Even the tote bags, gifts for the honorees and VIP guests, supported the day’s theme. The cotton bags were made in India by survivors of human trafficking, to earn a living as free women. The manufacturer says the workers are not only paid but receive health care, day care, and training in literacy and budgeting.

Johnnie Mae Hawkins, for one, said she was leaving the luncheon encouraged. She's with Women United for Women, an advocacy group in Fort Myers.

“This put a fire under me,” Hawkins said. “It makes me push forward that much harder.”

Despite the somber, sometimes horrific facts of the war on trafficking, Roza Pati said she chose to emphasize the positive during the event.

“We celebrate all those who do not just curse the darkness but light a candle,” she said. “And we invoke God’s blessings onto the fruit of their work.”

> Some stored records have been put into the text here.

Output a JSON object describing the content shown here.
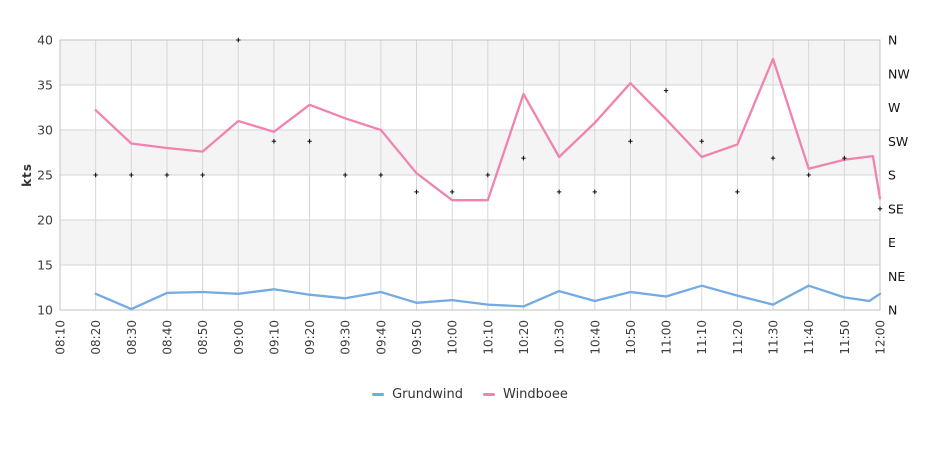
{
  "chart_data": {
    "type": "line",
    "title": "",
    "ylabel": "kts",
    "y_axis": {
      "min": 10,
      "max": 40,
      "tick_step": 5,
      "ticks": [
        40,
        35,
        30,
        25,
        20,
        15,
        10
      ]
    },
    "x_axis": {
      "categories": [
        "08:10",
        "08:20",
        "08:30",
        "08:40",
        "08:50",
        "09:00",
        "09:10",
        "09:20",
        "09:30",
        "09:40",
        "09:50",
        "10:00",
        "10:10",
        "10:20",
        "10:30",
        "10:40",
        "10:50",
        "11:00",
        "11:10",
        "11:20",
        "11:30",
        "11:40",
        "11:50",
        "12:00"
      ]
    },
    "direction_axis": {
      "labels": [
        "N",
        "NW",
        "W",
        "SW",
        "S",
        "SE",
        "E",
        "NE",
        "N"
      ],
      "degrees_top_to_bottom": [
        360,
        315,
        270,
        225,
        180,
        135,
        90,
        45,
        0
      ]
    },
    "plot_bands_kts": [
      [
        35,
        40
      ],
      [
        25,
        30
      ],
      [
        15,
        20
      ]
    ],
    "legend": {
      "position": "bottom"
    },
    "series": [
      {
        "name": "Grundwind",
        "color": "#74abe2",
        "points": [
          [
            "08:20",
            11.8
          ],
          [
            "08:30",
            10.1
          ],
          [
            "08:40",
            11.9
          ],
          [
            "08:50",
            12.0
          ],
          [
            "09:00",
            11.8
          ],
          [
            "09:10",
            12.3
          ],
          [
            "09:20",
            11.7
          ],
          [
            "09:30",
            11.3
          ],
          [
            "09:40",
            12.0
          ],
          [
            "09:50",
            10.8
          ],
          [
            "10:00",
            11.1
          ],
          [
            "10:10",
            10.6
          ],
          [
            "10:20",
            10.4
          ],
          [
            "10:30",
            12.1
          ],
          [
            "10:40",
            11.0
          ],
          [
            "10:50",
            12.0
          ],
          [
            "11:00",
            11.5
          ],
          [
            "11:10",
            12.7
          ],
          [
            "11:20",
            11.6
          ],
          [
            "11:30",
            10.6
          ],
          [
            "11:40",
            12.7
          ],
          [
            "11:50",
            11.4
          ],
          [
            "11:57",
            11.0
          ],
          [
            "12:00",
            11.8
          ]
        ]
      },
      {
        "name": "Windboee",
        "color": "#f083b0",
        "points": [
          [
            "08:20",
            32.2
          ],
          [
            "08:30",
            28.5
          ],
          [
            "08:40",
            28.0
          ],
          [
            "08:50",
            27.6
          ],
          [
            "09:00",
            31.0
          ],
          [
            "09:10",
            29.8
          ],
          [
            "09:20",
            32.8
          ],
          [
            "09:30",
            31.3
          ],
          [
            "09:40",
            30.0
          ],
          [
            "09:50",
            25.2
          ],
          [
            "10:00",
            22.2
          ],
          [
            "10:10",
            22.2
          ],
          [
            "10:20",
            34.0
          ],
          [
            "10:30",
            27.0
          ],
          [
            "10:40",
            30.8
          ],
          [
            "10:50",
            35.2
          ],
          [
            "11:00",
            31.2
          ],
          [
            "11:10",
            27.0
          ],
          [
            "11:20",
            28.4
          ],
          [
            "11:30",
            37.9
          ],
          [
            "11:40",
            25.7
          ],
          [
            "11:50",
            26.7
          ],
          [
            "11:58",
            27.1
          ],
          [
            "12:00",
            22.4
          ]
        ]
      }
    ],
    "wind_direction_markers": {
      "marker": "plus",
      "color": "#111111",
      "points": [
        {
          "t": "08:20",
          "dir": "S",
          "deg": 180
        },
        {
          "t": "08:30",
          "dir": "S",
          "deg": 180
        },
        {
          "t": "08:40",
          "dir": "S",
          "deg": 180
        },
        {
          "t": "08:50",
          "dir": "S",
          "deg": 180
        },
        {
          "t": "09:00",
          "dir": "N",
          "deg": 360
        },
        {
          "t": "09:10",
          "dir": "SW",
          "deg": 225
        },
        {
          "t": "09:20",
          "dir": "SW",
          "deg": 225
        },
        {
          "t": "09:30",
          "dir": "S",
          "deg": 180
        },
        {
          "t": "09:40",
          "dir": "S",
          "deg": 180
        },
        {
          "t": "09:50",
          "dir": "SSE",
          "deg": 157.5
        },
        {
          "t": "10:00",
          "dir": "SSE",
          "deg": 157.5
        },
        {
          "t": "10:10",
          "dir": "S",
          "deg": 180
        },
        {
          "t": "10:20",
          "dir": "SSW",
          "deg": 202.5
        },
        {
          "t": "10:30",
          "dir": "SSE",
          "deg": 157.5
        },
        {
          "t": "10:40",
          "dir": "SSE",
          "deg": 157.5
        },
        {
          "t": "10:50",
          "dir": "SW",
          "deg": 225
        },
        {
          "t": "11:00",
          "dir": "WNW",
          "deg": 292.5
        },
        {
          "t": "11:10",
          "dir": "SW",
          "deg": 225
        },
        {
          "t": "11:20",
          "dir": "SSE",
          "deg": 157.5
        },
        {
          "t": "11:30",
          "dir": "SSW",
          "deg": 202.5
        },
        {
          "t": "11:40",
          "dir": "S",
          "deg": 180
        },
        {
          "t": "11:50",
          "dir": "SSW",
          "deg": 202.5
        },
        {
          "t": "12:00",
          "dir": "SE",
          "deg": 135
        }
      ]
    },
    "style": {
      "band_fill": "#f4f4f4",
      "grid_color": "#d6d6d6",
      "border_color": "#c2c2c2",
      "tick_label_color": "#3d3d3d",
      "direction_label_color": "#141414"
    }
  }
}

But she also used the luncheon to announce her institute’s next big event: a conference in the last week of July, zeroing in on the link between human trafficking and foster care.

Attendees watch the documentary "Trapped" during the annual Gillen-Massey award luncheon at St. Thomas University on Feb. 8, 2023.

Photographer: JIM DAVIS | FC

Attendees watch the documentary "Trapped" during the annual Gillen-Massey award luncheon at St. Thomas University on Feb. 8, 2023.